Researchers from Cardiff University report the discovery of new links between the breakdown in brain cell development and the risk of schizophrenia and other psychiatric disorders.
Genetic risk factors are known to disrupt brain development in a number of these disorders, but little is known about which aspects of this process are affected. This research is the first time that genetic disruption of specific cell processes crucial to brain development has been linked to disease risk in a wide range of psychiatric disorders, according to the scientists who published their study (“Transcriptional programs regulating neuronal differentiation are disrupted in DLG2 knockout human embryonic stem cells and enriched for schizophrenia and related disorders risk variants”) in Nature Communications.

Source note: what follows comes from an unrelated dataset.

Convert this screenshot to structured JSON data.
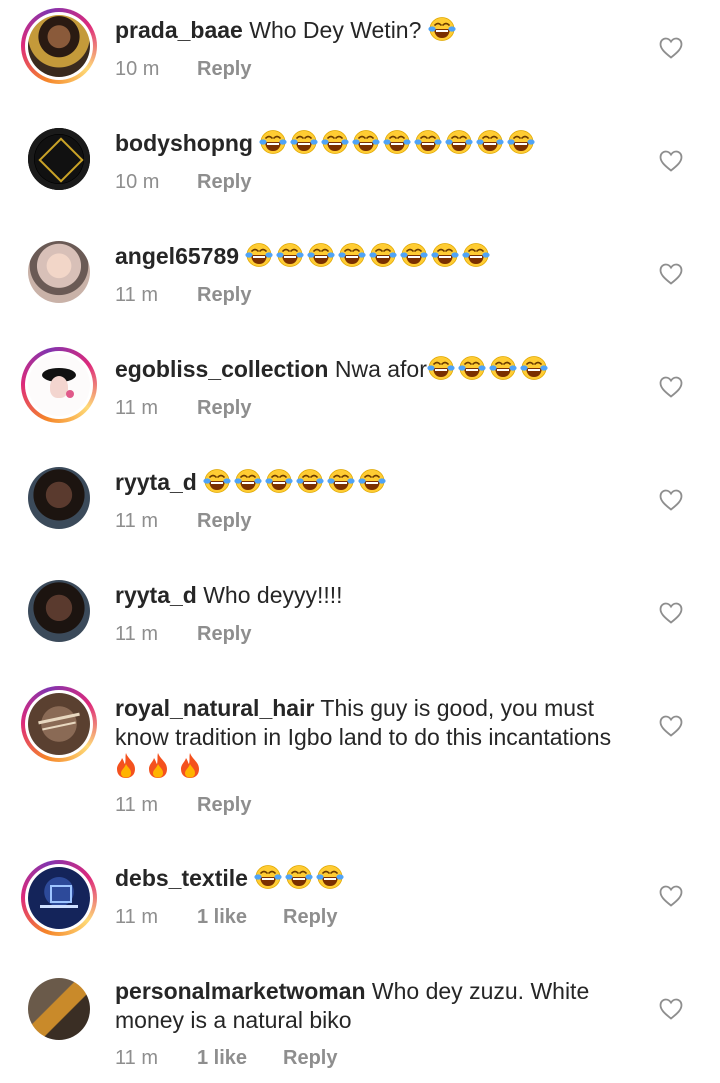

“Coordinated programs of gene expression drive brain development. It is unclear which transcriptional programs, in which cell-types, are affected in neuropsychiatric disorders such as schizophrenia. Here we integrate human genetics with transcriptomic data from differentiation of human embryonic stem cells into cortical excitatory neurons. We identify transcriptional programs expressed during early neurogenesis in vitro and in human fetal cortex that are down-regulated in DLG2−/− lines,” write the investigators.
“Down-regulation impacted neuronal differentiation and maturation, impairing migration, morphology and action potential generation. Genetic variation in these programs is associated with neuropsychiatric disorders and cognitive function, with associated variants predominantly concentrated in loss-of-function intolerant genes. Neurogenic programs also overlap schizophrenia…pathways active during prenatal cortical development may also be associated with mature neuronal dysfunction.
“Our data from human embryonic stem cells, when combined with analysis of available fetal cortical gene expression data, de novo rare variants, and GWAS [genome wide association studies] statistics for neuropsychiatric disorders and cognition, reveal a convergence on transcriptional programs regulating excitatory cortical neurogenesis.”
The study was jointly led by Andrew Pocklington, PhD, from the division of psychological medicine and clinical neurosciences, and Eunju Jenny Shin, PhD, previous from the neuroscience and mental health research institute at Cardiff University, and now at Keele University.
“Genetic factors play a significant role in determining a person’s risk of developing psychiatric disorders. Uncovering biological processes impacted by these genetic risk factors is a major step towards understanding the causes of disease,” says Pocklington.
“To truly understand the root causes of psychiatric disorders, we focused on studying the development of brain cells,” adds Shin. “The knowledge gained through this approach may ultimately help guide the development of novel therapies or help explain why some individuals respond to some treatments but not others.”
The scientists studied the birth and early development of human brain cells (neurogenesis) in vitro using human pluripotent stem cells. They identified several sets of genes that are switched on during neurogenesis, both in vitro and in human fetal brain, with each set appearing to play a distinct functional role. The researchers showed that genetic risk factors contributing to schizophrenia and other psychiatric disorders were highly concentrated in these sets.
According to Shin, “In vitro experiments showed that when activation of these sets is disrupted, the shape, movement, and electrical activity of developing brain cells is altered, linking changes in these properties to disease.”
Disorders linked to disruption of these genes included both early onset conditions (developmental delay, autism, and ADHD) and those with a later onset (bipolar disorder, major depression) for which disruption of early brain development is not generally thought to play a significant role.
This raises the question of whether some of these genes, which are first switched on long before birth, remain active later in life and contribute to mature brain function, where they can potentially be targeted therapeutically.
“Previous studies have shown that genes active in mature brain cells are enriched for common genetic variants contributing to schizophrenia,” notes Pocklington. “Much of this enrichment was captured by the early developmental gene sets, which seem to contain a greater burden of common genetic risk factors.
“This suggests that some biological pathways first switched on in the early pre-natal brain may remain active in later life, with genetic variation in these pathways contributing to disease by disrupting both development and mature brain function.”
Further work is needed to map out the full range of developmental processes disrupted in different psychiatric disorders and explore their longer-term effects on the brain, he explains.
“Although much remains to be uncovered, our findings provide valuable insight into the developmental origins of psychiatric disorders such as schizophrenia,” says Shin.